The simplest approach is to use the fact that the Brownian bridge $$\{W_t,t\in[0,1]\}$$ has the same distribution as $$\{B_t,t\in[0,1]\}$$ conditioned to $$B_1 = 0$$, which immediately gives the required density. This, however, requires a priori knowledge of the said fact (which is not too hard to prove though).
I will use another approach, which in a sense is reverse to this one. First note that the Brownian bridge $$\{W_t = B_t - t B_1\}$$ is independent of $$B_1$$, which can be checked by computing the covariance: in the Gaussian case, zero correlation implies independence.

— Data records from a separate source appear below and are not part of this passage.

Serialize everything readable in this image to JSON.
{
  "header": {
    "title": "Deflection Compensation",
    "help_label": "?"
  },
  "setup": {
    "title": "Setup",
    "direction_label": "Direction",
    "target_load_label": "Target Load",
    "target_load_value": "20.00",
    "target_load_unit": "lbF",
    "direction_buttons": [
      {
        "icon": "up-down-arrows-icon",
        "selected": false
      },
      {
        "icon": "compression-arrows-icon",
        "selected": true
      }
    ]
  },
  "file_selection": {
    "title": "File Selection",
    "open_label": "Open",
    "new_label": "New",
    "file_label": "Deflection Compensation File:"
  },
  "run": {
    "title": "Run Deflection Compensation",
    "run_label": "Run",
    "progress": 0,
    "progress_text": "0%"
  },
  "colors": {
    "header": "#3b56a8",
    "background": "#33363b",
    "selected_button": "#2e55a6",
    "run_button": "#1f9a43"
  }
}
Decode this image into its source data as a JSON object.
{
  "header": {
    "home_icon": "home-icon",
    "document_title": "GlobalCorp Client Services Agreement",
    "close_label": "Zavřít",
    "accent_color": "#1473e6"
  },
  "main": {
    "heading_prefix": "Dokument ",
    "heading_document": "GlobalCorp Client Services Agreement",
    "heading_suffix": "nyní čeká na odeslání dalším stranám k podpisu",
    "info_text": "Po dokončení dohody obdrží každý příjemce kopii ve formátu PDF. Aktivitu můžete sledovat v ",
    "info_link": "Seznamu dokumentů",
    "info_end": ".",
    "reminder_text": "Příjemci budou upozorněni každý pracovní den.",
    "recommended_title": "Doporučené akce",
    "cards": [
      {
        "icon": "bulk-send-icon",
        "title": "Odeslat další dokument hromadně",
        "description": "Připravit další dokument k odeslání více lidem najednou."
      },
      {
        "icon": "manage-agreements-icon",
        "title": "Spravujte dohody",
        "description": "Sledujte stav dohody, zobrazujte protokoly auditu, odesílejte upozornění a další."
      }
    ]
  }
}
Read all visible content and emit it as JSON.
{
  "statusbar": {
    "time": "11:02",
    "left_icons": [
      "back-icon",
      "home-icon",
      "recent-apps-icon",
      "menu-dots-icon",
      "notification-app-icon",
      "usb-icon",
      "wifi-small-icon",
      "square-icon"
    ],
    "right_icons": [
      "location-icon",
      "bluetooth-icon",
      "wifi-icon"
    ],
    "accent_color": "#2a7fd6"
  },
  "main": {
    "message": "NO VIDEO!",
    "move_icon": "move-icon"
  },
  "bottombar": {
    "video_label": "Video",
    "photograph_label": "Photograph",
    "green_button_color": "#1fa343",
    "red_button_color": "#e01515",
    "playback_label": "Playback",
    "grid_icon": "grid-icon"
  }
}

Therefore, $$f_{W_{t_1},\dots, W_{t_p}, B_1}(w_1,\dots,w_p,x) = f_{W_{t_1},\dots,W_{t_p}}(w_1,\dots,w_p)f_{B_1}(x).$$ Consequently, $$f_{W_{t_1},\dots,W_{t_p}}(w_1,\dots,w_p) = \frac{f_{W_{t_1},\dots, W_{t_p}, B_1}(w_1,\dots,w_p,x)}{f_{B_1}(x)}.\tag{1}$$ Denoting $$w_0= t_0 = 0$$, $$f_{W_{t_1},\dots, W_{t_p}, B_1}(w_1,\dots,w_p,x) = f_{B_{t_1},\dots, B_{t_p}, B_1}(w_1 + t_1 x,\dots,w_p+t_p x,x)\\ = \prod_{i=1}^{p} \frac{1}{\sqrt{2\pi (t_{i} - t_{i-1})}}\exp \Bigl\{-\frac{\big(w_{i} - w_{i-1}+(t_{i}-t_{i-1}) x\big)^2}{2(t_{i}-t_{i-1}) }\Bigr\} \\\times \frac{1}{\sqrt{2\pi (1-t_p)}}\exp \Bigl\{-\frac{\big(x(1-t_p)-w_p\big)^2}{2(1-t_p)}\Bigr\} \\ = \prod_{i=1}^{p} \frac{1}{\sqrt{2\pi(t_{i}-t_{i-1}) }} \exp \Bigl\{- \frac{(w_i-w_{i-1})^2}{2(t_i-t_{i-1})^2} - x(w_i-w_{i-1}) - \frac{x^2(t_i-t_{i-1})}{2}\Bigr\}\\ \times \frac{1}{\sqrt{2\pi(1-t_{p}) }} \exp \Bigl\{-\frac{{w_p}^2}{2(1-t_p)} + w_p x - \frac{x^2(1-t_p)}{2}\Bigr\} \\ = \prod_{i=1}^{p}\frac{1}{\sqrt{2\pi(t_{i}-t_{i-1}) }}\exp \Bigl\{-\frac 12 \frac{(w_i-w_{i-1})^2}{(t_i-t_{i-1})^2}\Bigr\}\\ \times \frac{1}{\sqrt{2\pi(1-t_{p}) }} \exp \Bigl\{-\frac{{w_p}^2}{2(1-t_p)} - \frac{x^2}{2}\Bigr\}\\ = \prod_{i=1}^{p} p_{t_{i}-t_{i-1}}(w_i-w_{i-1}) \cdot p_{1-t_p}(w_p) e^{-x^2/2}.$$ Plugging into (1), $$f_{W_1,\dots,W_1}(w_1,\dots,w_p) = \sqrt{2\pi}\prod_{i=1}^{p} p_{t_{i}-t_{i-1}}(w_i-w_{i-1}) \cdot p_{1-t_p}(w_p),$$ as required.
One could simplify the computation: since the ratio in (1) is independent of $$x$$ and since everything is continuous, one can take $$x=0$$. By not doing so we have actually shown the independence once more.